Davalı şirket ise işçinin, rapor süresi bitmesine karşın işe başlamadığını, bu döneme ilişkin raporun iş akdinin feshinden sonra gönderilen ihtarname ile kendilerine ulaştığını savundu.
Bu arada, davalı şirketin söz konusu raporu hazırlayan doktorlar hakkında evrakta sahtecilik iddiasıyla yaptığı suç duyurusu takipsizlikle sonuçlandı.
İstanbul Anadolu 13. İş Mahkemesi, takipsizlik kararının içeriğini de göz önünde bulundurarak davacı kadına verilen raporların doğru olduğuna hükmetti.
Kararın temyiz edilmesi üzerine dosyayı görüşen Yargıtay 9. Hukuk Dairesi de yerel mahkemenin kararını yerinde bularak onadı.

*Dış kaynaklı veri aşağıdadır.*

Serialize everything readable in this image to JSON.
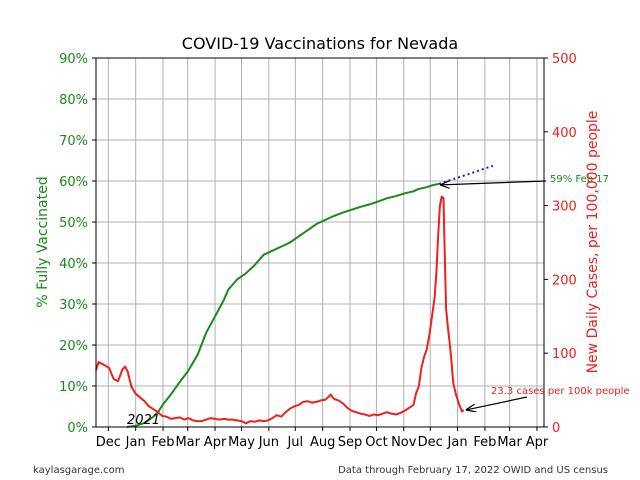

Eşit işlem borcuna aykırılık tazminatının da irdelendiği kararda, 4857 sayılı İş Kanunu'nun 5. maddesinin ilk fıkrasında dil, ırk, cinsiyet, siyasal düşünce, felsefi inanç, din ve mezhep gibi sebeplere dayalı ayrım yasağı getirildiği, bu hususların tamamının mutlak ayrım yasağı kapsamında ele alınması gerektiği ifade edildi.
Kanunun "feshin geçerli sebebe dayandırılması"nı düzenleyen 18. maddesinde de ırk, renk, cinsiyet, medeni hal, aile yükümlülükleri, hamilelik, doğum, din, siyasi görüş ve benzeri unsurların fesih için geçersiz neden olarak kurala bağlandığı anlatılan kararda, işçinin hamileliği nedeniyle farklı işlemlere tabi tutulmasının ayrımcılık kabul edildiğinin altı çizildi.
Dinlenen davacı tanığının, kadın çalışanın anlattıklarını destekleyen beyanda bulunduğu belirtilen kararda, "Davacı, hamileliği nedeniyle ayrıma tabi tutulmuştur. Davalı işverenin ayrımcılık nedeniyle eşit işlem borcuna aykırılık tazminatından sorumlu tutulması ve fesih sebebi, davacının maruz kaldığı durum nedeniyle bu tazminatın üst sınırdan belirlenmesi de yerinde olmuştur" ifadelerine yer verildi.